Beşiktaş'ın Yola Biliç'le Devam Etmeme Kararının Doğruluğunu Kanıtlayan 15 Şey

1. Müzik zevki sorunluydu.

Iron Maiden, AC/DC, Motörhead ve Metallica'yı en sevdiği gruplar olarak gösteren bir teknik adam, zaten ligimize uymazdı. Üstelik bir de Chopin hayranıydı. Olacak iş değildi yani...

2. Gelişime açık olması ve sürekli yeni şeyler öğrenme isteğiyle de, evrimini tamamlamış futbol camiamıza kötü örnek oluyordu.

Bir röportajında, NBA'in efsane koçlarından Phil Jackson'un yazdığı, 'Sacred Hoops' adlı kitabı okuduğunu itiraf etmesi, tuz biber olmuştu. Ama o kadarıyla da kalmadı. Bill Walsh'un 'The Score Takes Care' kitabını da okuduğu ekledi. Hatta Alex Ferguson'u da. Ne adam şu Biliç ama! Tabiri caizse, tam bir bozguncu!
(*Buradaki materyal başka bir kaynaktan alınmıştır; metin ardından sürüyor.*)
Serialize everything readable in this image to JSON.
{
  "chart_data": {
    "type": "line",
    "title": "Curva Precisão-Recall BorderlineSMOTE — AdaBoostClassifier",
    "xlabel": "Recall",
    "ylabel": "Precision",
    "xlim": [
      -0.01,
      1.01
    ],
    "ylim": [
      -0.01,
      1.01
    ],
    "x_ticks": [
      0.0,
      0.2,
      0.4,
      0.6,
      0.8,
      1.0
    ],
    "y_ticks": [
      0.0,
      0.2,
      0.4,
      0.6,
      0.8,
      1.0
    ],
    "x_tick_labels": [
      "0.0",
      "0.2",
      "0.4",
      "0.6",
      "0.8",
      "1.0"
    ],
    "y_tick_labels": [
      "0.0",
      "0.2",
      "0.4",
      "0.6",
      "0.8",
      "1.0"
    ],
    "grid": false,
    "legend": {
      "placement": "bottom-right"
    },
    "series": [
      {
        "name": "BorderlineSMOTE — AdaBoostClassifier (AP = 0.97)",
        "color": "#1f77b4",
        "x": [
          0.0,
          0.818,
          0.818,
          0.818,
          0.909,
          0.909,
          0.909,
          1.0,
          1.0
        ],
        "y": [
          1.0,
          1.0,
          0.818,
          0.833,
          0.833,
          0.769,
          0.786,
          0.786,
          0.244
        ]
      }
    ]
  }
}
3. Dünya görüşü de bir garipti!

Nedir canım, 'Takımda herkes eşit ve adil çalışacak ve pay alacak. Ben kollektivistim' falan demeler. Biz biliriz bu zihniyeti. Eyy Biliç! Söyle bakalım, eşitlik de neymiş...
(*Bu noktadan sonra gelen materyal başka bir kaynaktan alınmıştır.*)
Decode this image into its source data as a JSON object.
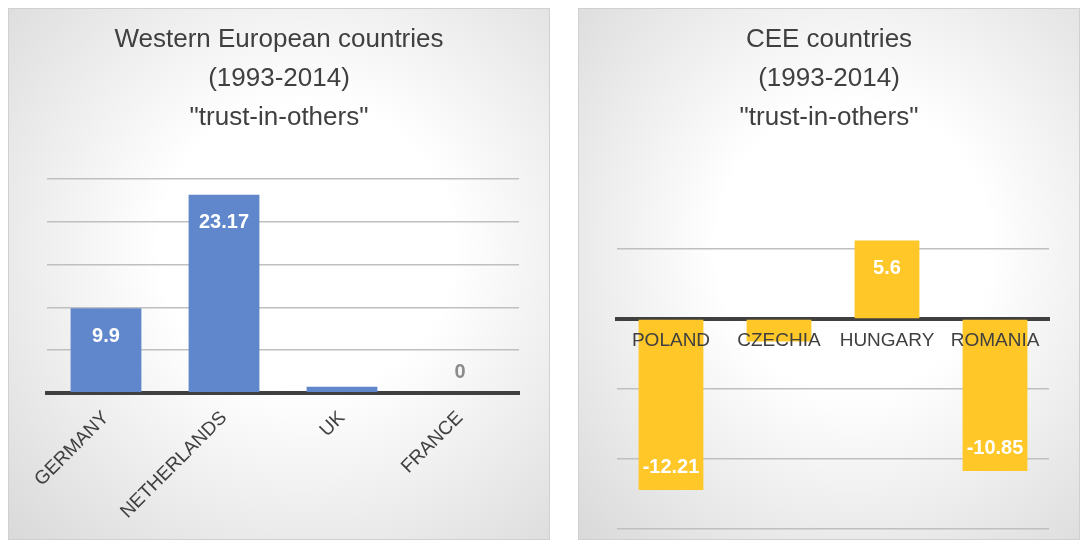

4. En kötüsü, dürüst adamdı.

Yahu dürüstlüğü kim ne yapsın? Falanca yazarla, yorumcuyla ya da yöneticilerle, ense tokat olacaksın bu ülkede. Misal 'Başkan çok büyük adam' diyeceksin, 'Messi'yi alalım dedi ama ben istemedim' falan deyip, önüne yatacaksın başarısızlığın.

5. Toplumu analiz ediyor, anlamaya çalışıyordu.

Yok, Türklerle Hırvatlar birbirlerine benziyorlarmış... Yok, 'Türkler ya sınırsız mutlular ya da ölesiye üzüntülüler' demeler falan. Sanane be adamım. Biz ülkemize gelip, 10 yıl çalışıp, yüzümüze bile bakmayan hocalara alışkınız. N'apalım bizi anlamaya çalışanını. Çıkarsana şu Necip'i görmüyor musun takımı batırıyor...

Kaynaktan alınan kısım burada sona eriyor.